Metabolic assessment and individualized nutrition in children dependent on mechanical ventilation at home.

OBJECTIVE: To evaluate the nutritional and metabolic status and body composition of children on long-term mechanical ventilation using a home-based model. STUDY DESIGN: Children on home mechanical ventilation, for at least 12 hours a day, were eligible. We performed anthropometry, bioelectrical impedance analysis (BIA), actual energy intake (AEI), and indirect calorimetry in the subject's home. Agreement between measured energy expenditure (MEE) from indirect calorimetry, and estimated energy expenditure by the Schofield equation and a novel volumetric carbon dioxide production-based equation was examined. Agreement between fat mass estimates from anthropometry and BIA was examined and compared with population norms. RESULTS: We enrolled 20 children, 11 (55%) male; mean age 8.4 years (SD 4.8). Mean weight for age z-score was -0.26 (SD 1.48); 9/20 had z-scores <-1 or >+1. Thirteen were underfed (AEI:MEE <90%) or overfed (AEI:MEE >110%); 11 of 19 had protein intake that was less than recommended by guidelines.

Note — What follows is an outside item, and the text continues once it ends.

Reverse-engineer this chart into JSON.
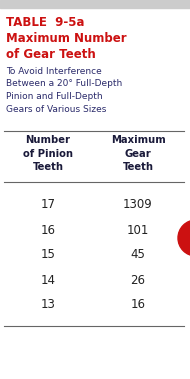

Fifteen subjects were hypo- or hypermetabolic. Mean (SD) fat mass % was 33.6% (8.6) by anthropometry, which was significantly greater than matched population norms (mean 23.0%, SD 6.1, P < .001). The estimated energy expenditure by a volumetric carbon dioxide production-based equation was in stronger agreement with the MEE than the Schofield equation (mean bias 0.06%, limits -15.98% to 16.16% vs mean bias -1.31%, limits -74.3% to 72%, respectively). BIA and anthropometric fat mass values were not in agreement. CONCLUSION: A majority of children on home ventilation are characterized by malnutrition, altered metabolic status, and suboptimal macronutrient intake, in particular low protein intake. A multidisciplinary home-based model facilitates individualized energy and protein delivery and may improve outcomes in this cohort.